Across the country, millions of people are living in communities of concentrated poverty, including 26 percent of all Black children. The Biden administration should again implement the 2015 Affirmatively Furthering Fair Housing rule, which required localities that receive federal funds for housing to investigate and address barriers to fair housing and patterns or practices that promote bias. In 1980, the average Black person lived in a neighborhood that was 62 percent Black and 31 percent white. By 2010, the average Black person's neighborhood was 48 percent Black and 34 percent white. Reinstating the Obama-era Fair Housing Rule will combat this ongoing segregation and set us on a path to true integration.

Congress should also pass the American Housing and Economic Mobility Act, or a similar measure, to finally redress the legacy of redlining and break down the walls of segregation once and for all.

Broadband Access

To realize broadband's potential to benefit our democracy and connect us to one another, all people in the United States must have equal access and broadband must be made affordable for the most vulnerable. Yet today, 15 percent of American households with school-age children do not have subscriptions to any form of broadband, including one-quarter of Black households (an additional 23 percent of African Americans are “smartphone-only" internet users, meaning they lack traditional home broadband service but do own a smartphone, which is insufficient to attend class, do homework, or apply for a job). The Biden administration, Federal Communications Commission, and Congress must develop and implement plans to increase funding for broadband to expand universal access.

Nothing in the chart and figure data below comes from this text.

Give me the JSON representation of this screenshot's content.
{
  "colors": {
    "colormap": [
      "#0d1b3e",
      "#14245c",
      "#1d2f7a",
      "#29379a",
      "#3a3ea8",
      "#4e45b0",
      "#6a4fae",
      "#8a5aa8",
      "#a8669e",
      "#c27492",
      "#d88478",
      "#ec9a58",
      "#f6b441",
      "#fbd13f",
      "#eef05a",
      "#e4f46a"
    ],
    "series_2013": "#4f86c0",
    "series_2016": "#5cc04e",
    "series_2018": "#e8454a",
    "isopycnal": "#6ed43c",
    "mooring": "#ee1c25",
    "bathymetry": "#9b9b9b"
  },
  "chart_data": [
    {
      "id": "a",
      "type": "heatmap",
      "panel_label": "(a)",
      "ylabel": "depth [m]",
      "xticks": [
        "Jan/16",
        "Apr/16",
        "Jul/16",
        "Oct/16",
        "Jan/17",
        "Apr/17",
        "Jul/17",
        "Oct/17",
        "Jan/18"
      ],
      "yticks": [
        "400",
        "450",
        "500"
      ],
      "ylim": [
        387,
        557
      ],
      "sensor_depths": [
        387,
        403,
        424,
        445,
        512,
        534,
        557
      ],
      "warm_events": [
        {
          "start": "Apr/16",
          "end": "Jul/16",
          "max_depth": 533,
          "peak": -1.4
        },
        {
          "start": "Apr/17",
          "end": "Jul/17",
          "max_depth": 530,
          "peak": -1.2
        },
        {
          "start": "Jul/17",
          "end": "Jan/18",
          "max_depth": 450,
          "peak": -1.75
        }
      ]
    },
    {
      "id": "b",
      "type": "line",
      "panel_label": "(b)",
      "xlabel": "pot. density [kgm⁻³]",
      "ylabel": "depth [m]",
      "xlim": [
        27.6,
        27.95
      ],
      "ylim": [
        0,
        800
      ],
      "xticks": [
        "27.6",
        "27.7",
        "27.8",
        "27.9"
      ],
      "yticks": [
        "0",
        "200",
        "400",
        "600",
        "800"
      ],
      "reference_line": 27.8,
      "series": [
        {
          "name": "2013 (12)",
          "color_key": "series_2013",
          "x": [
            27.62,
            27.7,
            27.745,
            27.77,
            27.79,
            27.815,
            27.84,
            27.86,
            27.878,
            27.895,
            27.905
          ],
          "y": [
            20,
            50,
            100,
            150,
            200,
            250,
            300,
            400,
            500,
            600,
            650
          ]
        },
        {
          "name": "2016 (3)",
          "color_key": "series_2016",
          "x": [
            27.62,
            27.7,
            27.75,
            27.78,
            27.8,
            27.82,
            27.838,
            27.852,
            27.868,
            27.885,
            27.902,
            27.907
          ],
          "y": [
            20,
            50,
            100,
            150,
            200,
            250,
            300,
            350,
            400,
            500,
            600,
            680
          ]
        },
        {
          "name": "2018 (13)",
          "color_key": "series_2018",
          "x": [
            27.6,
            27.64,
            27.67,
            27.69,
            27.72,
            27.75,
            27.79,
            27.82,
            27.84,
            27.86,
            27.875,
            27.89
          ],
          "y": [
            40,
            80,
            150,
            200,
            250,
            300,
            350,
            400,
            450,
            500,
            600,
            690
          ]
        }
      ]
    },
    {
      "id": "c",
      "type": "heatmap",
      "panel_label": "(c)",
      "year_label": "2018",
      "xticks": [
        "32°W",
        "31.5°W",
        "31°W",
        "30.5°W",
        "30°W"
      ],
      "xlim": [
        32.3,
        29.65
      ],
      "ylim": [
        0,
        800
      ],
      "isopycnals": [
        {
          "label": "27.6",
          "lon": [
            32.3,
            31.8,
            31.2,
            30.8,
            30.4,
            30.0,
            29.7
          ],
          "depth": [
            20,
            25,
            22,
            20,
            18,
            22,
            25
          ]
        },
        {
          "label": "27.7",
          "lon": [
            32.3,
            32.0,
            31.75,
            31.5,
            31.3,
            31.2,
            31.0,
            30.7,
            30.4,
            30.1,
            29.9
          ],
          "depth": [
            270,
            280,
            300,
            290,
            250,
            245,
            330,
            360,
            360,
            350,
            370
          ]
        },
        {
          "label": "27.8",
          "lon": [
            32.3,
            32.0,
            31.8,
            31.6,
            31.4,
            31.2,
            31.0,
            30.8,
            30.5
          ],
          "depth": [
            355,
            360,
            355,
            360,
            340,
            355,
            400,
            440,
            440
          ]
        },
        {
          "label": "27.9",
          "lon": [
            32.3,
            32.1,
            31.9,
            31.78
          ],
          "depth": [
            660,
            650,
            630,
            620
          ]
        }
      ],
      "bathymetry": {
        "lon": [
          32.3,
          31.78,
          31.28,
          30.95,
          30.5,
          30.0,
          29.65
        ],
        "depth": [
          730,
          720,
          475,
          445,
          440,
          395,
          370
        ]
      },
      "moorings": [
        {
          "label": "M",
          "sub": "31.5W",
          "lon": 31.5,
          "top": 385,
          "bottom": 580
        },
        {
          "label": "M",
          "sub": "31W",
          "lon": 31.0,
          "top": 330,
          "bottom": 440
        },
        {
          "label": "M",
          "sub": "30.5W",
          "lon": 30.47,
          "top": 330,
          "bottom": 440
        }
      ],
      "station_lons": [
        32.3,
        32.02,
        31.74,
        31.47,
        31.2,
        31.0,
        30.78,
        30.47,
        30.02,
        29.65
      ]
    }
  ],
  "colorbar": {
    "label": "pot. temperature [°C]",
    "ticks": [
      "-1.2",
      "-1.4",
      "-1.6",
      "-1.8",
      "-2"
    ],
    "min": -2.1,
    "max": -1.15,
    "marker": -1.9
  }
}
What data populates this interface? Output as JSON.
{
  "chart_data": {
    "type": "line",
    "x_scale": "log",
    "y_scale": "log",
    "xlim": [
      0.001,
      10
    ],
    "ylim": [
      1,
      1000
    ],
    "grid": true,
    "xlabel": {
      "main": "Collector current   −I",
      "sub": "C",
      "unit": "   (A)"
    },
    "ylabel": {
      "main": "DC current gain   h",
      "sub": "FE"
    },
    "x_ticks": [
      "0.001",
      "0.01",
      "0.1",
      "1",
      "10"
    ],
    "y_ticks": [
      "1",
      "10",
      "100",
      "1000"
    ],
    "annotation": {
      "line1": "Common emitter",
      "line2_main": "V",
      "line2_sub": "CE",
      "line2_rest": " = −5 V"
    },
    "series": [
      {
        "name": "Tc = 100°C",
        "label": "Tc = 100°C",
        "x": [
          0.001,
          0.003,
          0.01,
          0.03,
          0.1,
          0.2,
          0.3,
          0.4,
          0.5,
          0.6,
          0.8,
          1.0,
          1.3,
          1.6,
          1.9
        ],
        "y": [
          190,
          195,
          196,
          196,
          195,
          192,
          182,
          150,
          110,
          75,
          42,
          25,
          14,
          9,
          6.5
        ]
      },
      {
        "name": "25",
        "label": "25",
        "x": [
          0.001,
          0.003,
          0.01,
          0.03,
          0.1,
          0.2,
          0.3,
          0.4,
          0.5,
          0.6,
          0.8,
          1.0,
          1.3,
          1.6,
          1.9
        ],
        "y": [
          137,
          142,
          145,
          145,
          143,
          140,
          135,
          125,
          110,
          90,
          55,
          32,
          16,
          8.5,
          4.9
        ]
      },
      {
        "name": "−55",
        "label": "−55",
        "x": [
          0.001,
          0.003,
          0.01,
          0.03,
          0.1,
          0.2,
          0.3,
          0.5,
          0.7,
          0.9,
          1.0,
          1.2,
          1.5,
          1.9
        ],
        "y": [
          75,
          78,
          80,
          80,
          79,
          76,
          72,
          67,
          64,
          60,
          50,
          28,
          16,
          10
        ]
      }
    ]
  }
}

Enhanced, Refundable Child Tax Credits

The United States faces a crisis of child poverty. Seventeen percent of all American children are impoverished — a rate higher than not just peer nations like Canada and the U.K., but Mexico and Russia as well. Currently, more than 50 percent of Black and Latinx children in the U.S. do not qualify for the full benefit, compared to 23 percent of white children, and nearly one in five Black children do not receive any credit at all.

To combat this crisis, President Biden and Congress should enhance the child tax credit and make it fully refundable. If we enhance the child tax credit, we can cut child poverty by 40 percent and instantly lift over 50 percent of Black children out of poverty.

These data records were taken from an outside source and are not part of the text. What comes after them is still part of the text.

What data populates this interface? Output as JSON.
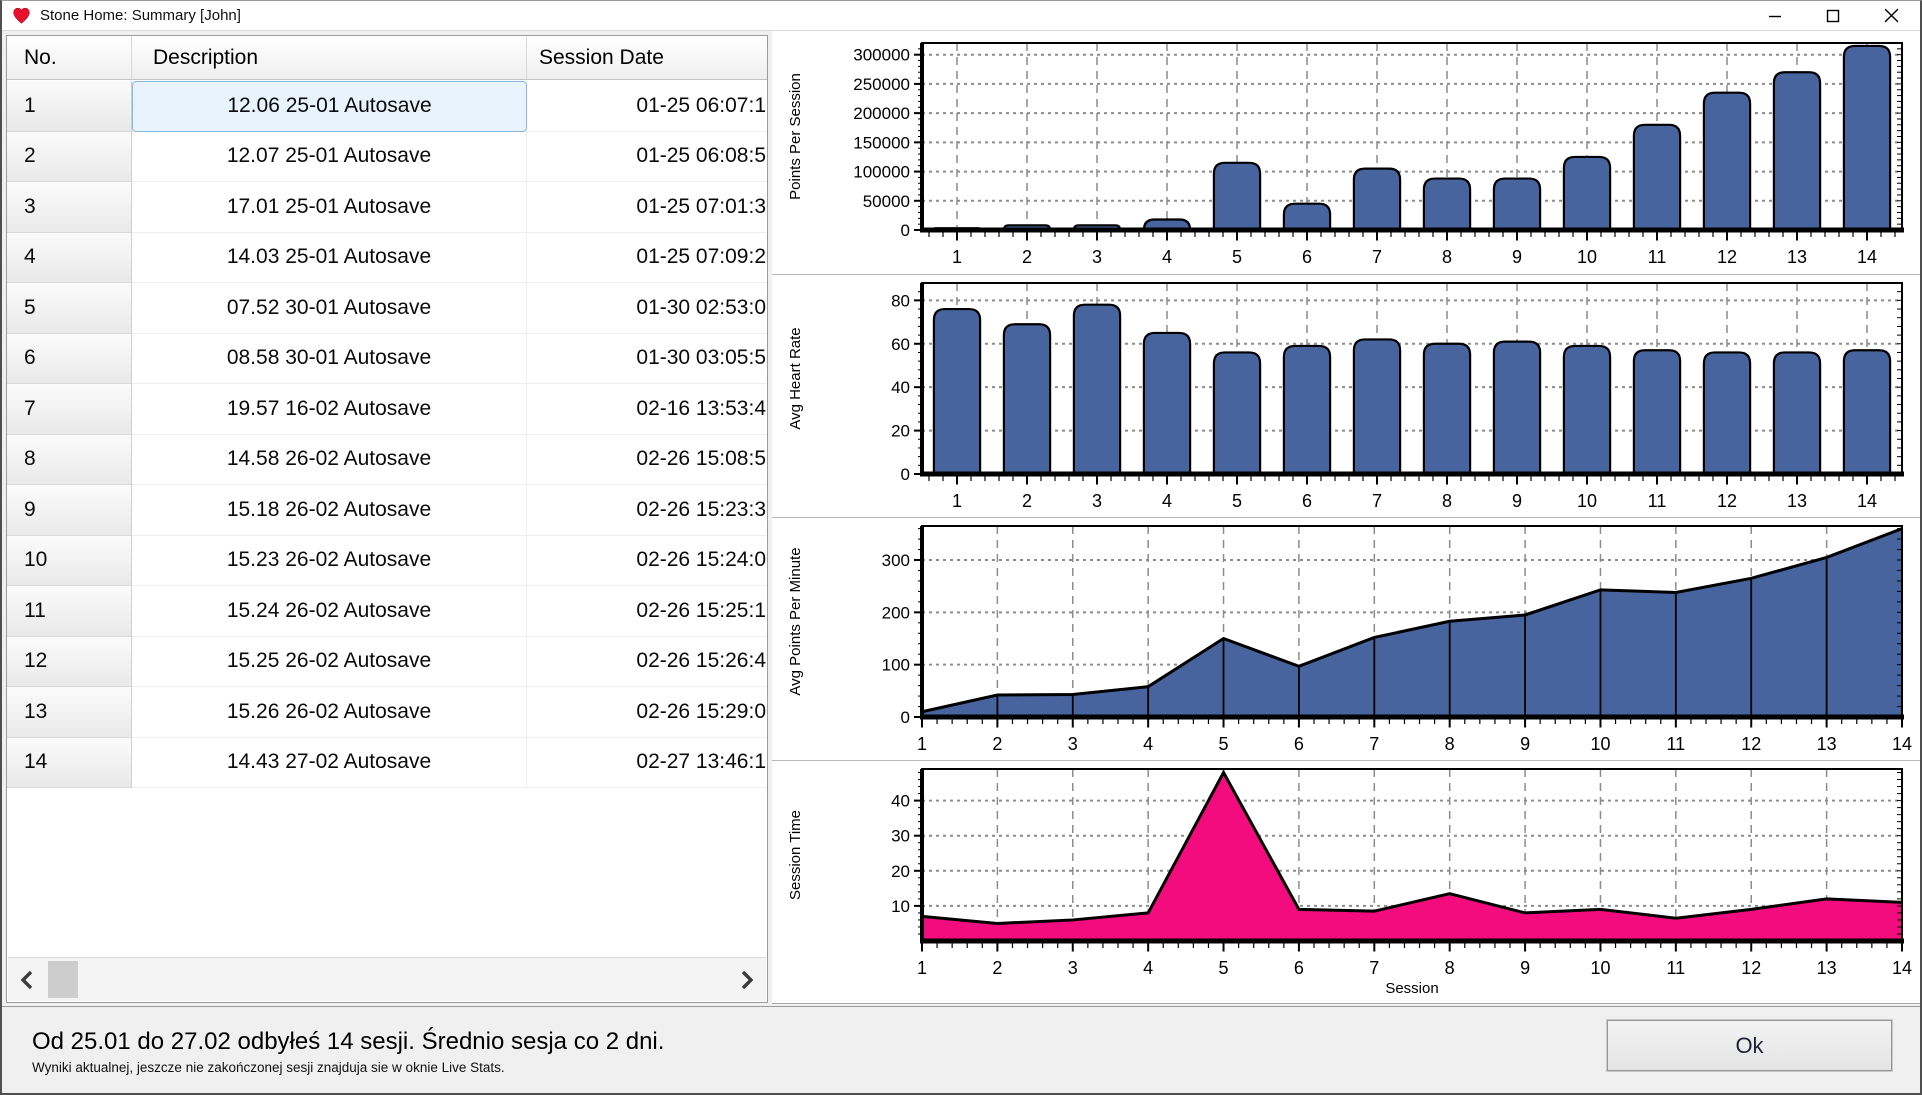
{
  "window_title": "Stone Home: Summary [John]",
  "icons": {
    "heart": "❤",
    "minimize": "−",
    "maximize": "☐",
    "close": "✕",
    "scroll_left": "‹",
    "scroll_right": "›"
  },
  "table": {
    "columns": [
      "No.",
      "Description",
      "Session Date"
    ],
    "rows": [
      {
        "no": "1",
        "description": "12.06 25-01 Autosave",
        "session_date": "01-25 06:07:1",
        "selected": true
      },
      {
        "no": "2",
        "description": "12.07 25-01 Autosave",
        "session_date": "01-25 06:08:5",
        "selected": false
      },
      {
        "no": "3",
        "description": "17.01 25-01 Autosave",
        "session_date": "01-25 07:01:3",
        "selected": false
      },
      {
        "no": "4",
        "description": "14.03 25-01 Autosave",
        "session_date": "01-25 07:09:2",
        "selected": false
      },
      {
        "no": "5",
        "description": "07.52 30-01 Autosave",
        "session_date": "01-30 02:53:0",
        "selected": false
      },
      {
        "no": "6",
        "description": "08.58 30-01 Autosave",
        "session_date": "01-30 03:05:5",
        "selected": false
      },
      {
        "no": "7",
        "description": "19.57 16-02 Autosave",
        "session_date": "02-16 13:53:4",
        "selected": false
      },
      {
        "no": "8",
        "description": "14.58 26-02 Autosave",
        "session_date": "02-26 15:08:5",
        "selected": false
      },
      {
        "no": "9",
        "description": "15.18 26-02 Autosave",
        "session_date": "02-26 15:23:3",
        "selected": false
      },
      {
        "no": "10",
        "description": "15.23 26-02 Autosave",
        "session_date": "02-26 15:24:0",
        "selected": false
      },
      {
        "no": "11",
        "description": "15.24 26-02 Autosave",
        "session_date": "02-26 15:25:1",
        "selected": false
      },
      {
        "no": "12",
        "description": "15.25 26-02 Autosave",
        "session_date": "02-26 15:26:4",
        "selected": false
      },
      {
        "no": "13",
        "description": "15.26 26-02 Autosave",
        "session_date": "02-26 15:29:0",
        "selected": false
      },
      {
        "no": "14",
        "description": "14.43 27-02 Autosave",
        "session_date": "02-27 13:46:1",
        "selected": false
      }
    ]
  },
  "chart_data": [
    {
      "type": "bar",
      "ylabel": "Points Per Session",
      "xlabel": "",
      "categories": [
        "1",
        "2",
        "3",
        "4",
        "5",
        "6",
        "7",
        "8",
        "9",
        "10",
        "11",
        "12",
        "13",
        "14"
      ],
      "values": [
        3000,
        8000,
        8000,
        18000,
        115000,
        45000,
        105000,
        88000,
        88000,
        125000,
        180000,
        235000,
        270000,
        315000
      ],
      "yticks": [
        0,
        50000,
        100000,
        150000,
        200000,
        250000,
        300000
      ],
      "ymax": 320000,
      "color": "#47649E",
      "grid": true,
      "legend": "none"
    },
    {
      "type": "bar",
      "ylabel": "Avg Heart Rate",
      "xlabel": "",
      "categories": [
        "1",
        "2",
        "3",
        "4",
        "5",
        "6",
        "7",
        "8",
        "9",
        "10",
        "11",
        "12",
        "13",
        "14"
      ],
      "values": [
        76,
        69,
        78,
        65,
        56,
        59,
        62,
        60,
        61,
        59,
        57,
        56,
        56,
        57
      ],
      "yticks": [
        0,
        20,
        40,
        60,
        80
      ],
      "ymax": 88,
      "color": "#47649E",
      "grid": true,
      "legend": "none"
    },
    {
      "type": "area",
      "ylabel": "Avg Points Per Minute",
      "xlabel": "",
      "categories": [
        "1",
        "2",
        "3",
        "4",
        "5",
        "6",
        "7",
        "8",
        "9",
        "10",
        "11",
        "12",
        "13",
        "14"
      ],
      "values": [
        10,
        42,
        43,
        58,
        150,
        97,
        152,
        183,
        195,
        243,
        238,
        265,
        305,
        360
      ],
      "yticks": [
        0,
        100,
        200,
        300
      ],
      "ymax": 365,
      "color": "#47649E",
      "vlines": true,
      "grid": true,
      "legend": "none"
    },
    {
      "type": "area",
      "ylabel": "Session Time",
      "xlabel": "Session",
      "categories": [
        "1",
        "2",
        "3",
        "4",
        "5",
        "6",
        "7",
        "8",
        "9",
        "10",
        "11",
        "12",
        "13",
        "14"
      ],
      "values": [
        7,
        5,
        6,
        8,
        48,
        9,
        8.5,
        13.5,
        8,
        9,
        6.5,
        9,
        12,
        11
      ],
      "yticks": [
        10,
        20,
        30,
        40
      ],
      "ymax": 49,
      "color": "#F30C7D",
      "vlines": false,
      "grid": true,
      "legend": "none"
    }
  ],
  "status": {
    "line1": "Od 25.01 do 27.02 odbyłeś 14 sesji. Średnio sesja co 2 dni.",
    "line2": "Wyniki aktualnej, jeszcze nie zakończonej sesji znajduja sie w oknie Live Stats."
  },
  "ok_button": "Ok",
  "colors": {
    "bar_fill": "#47649E",
    "pink_fill": "#F30C7D",
    "grid_line": "#8C8C8C",
    "selected_bg": "#E9F3FD",
    "selected_border": "#86B7E2",
    "heart_red": "#E8112D"
  }
}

We cannot repair harms that we have not fully diagnosed. We must commit to a thorough examination of the impact of the legacy of chattel slavery on racial inequality today. In 2021, Congress must pass H.R. 40, which would establish a commission to study reparations and make recommendations for Black Americans.

The Long View

For the past century, the ACLU has fought for racial justice in legislatures and in courts, including through several landmark Supreme Court cases. While the court has not always ruled in favor of racial justice, incremental wins throughout history have helped to chip away at different forms of racism such as school segregation ( Brown v. Board), racial bias in the criminal legal system (Powell v. Alabama, i.e. the Scottsboro Boys), and marriage inequality (Loving v. Virginia). While these landmark victories initiated necessary reforms, they were only a starting point.

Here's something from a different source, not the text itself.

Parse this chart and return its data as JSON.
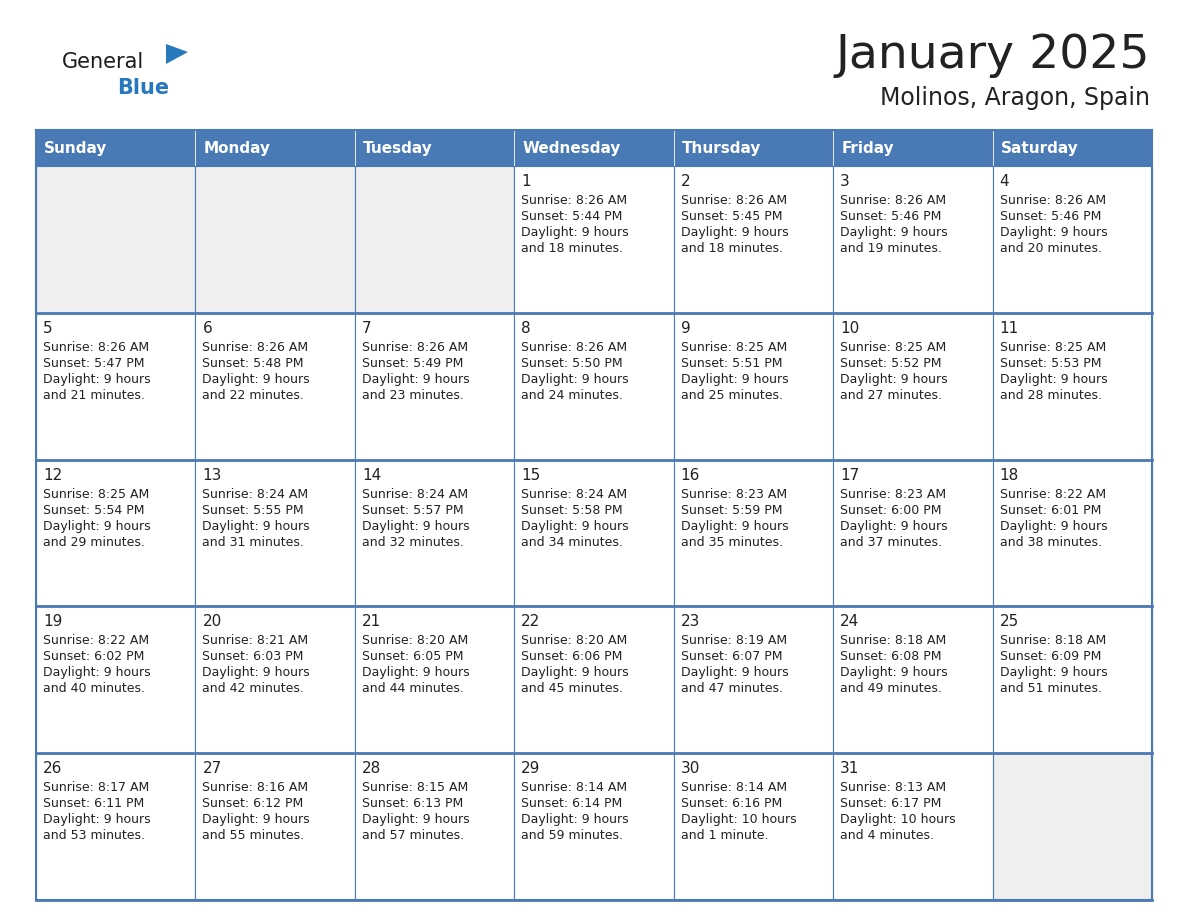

Systemic racism continues to pervade the lives of Black people through voter suppression, lack of financial services, housing discrimination, and other areas. More than anything, doing this work has taught the ACLU that we must fight on every front in order to overcome our country's legacies of racism. That is what our Systemic Equality agenda is all about.

In the weeks ahead, we will both expand on our views of why these campaigns are crucial to systemic equality and signal the path this country must take. We will also dive into our work to build organizing, advocacy, and legal power in the South — a region with a unique history of racial oppression and violence alongside a rich history of antiracist organizing and advocacy. We are committed to four principles throughout this campaign: reconciliation, access, prosperity, and empowerment. We hope that our actions can meet our ambition to, as Dr. King said, lead this nation to live out the true meaning of its creed.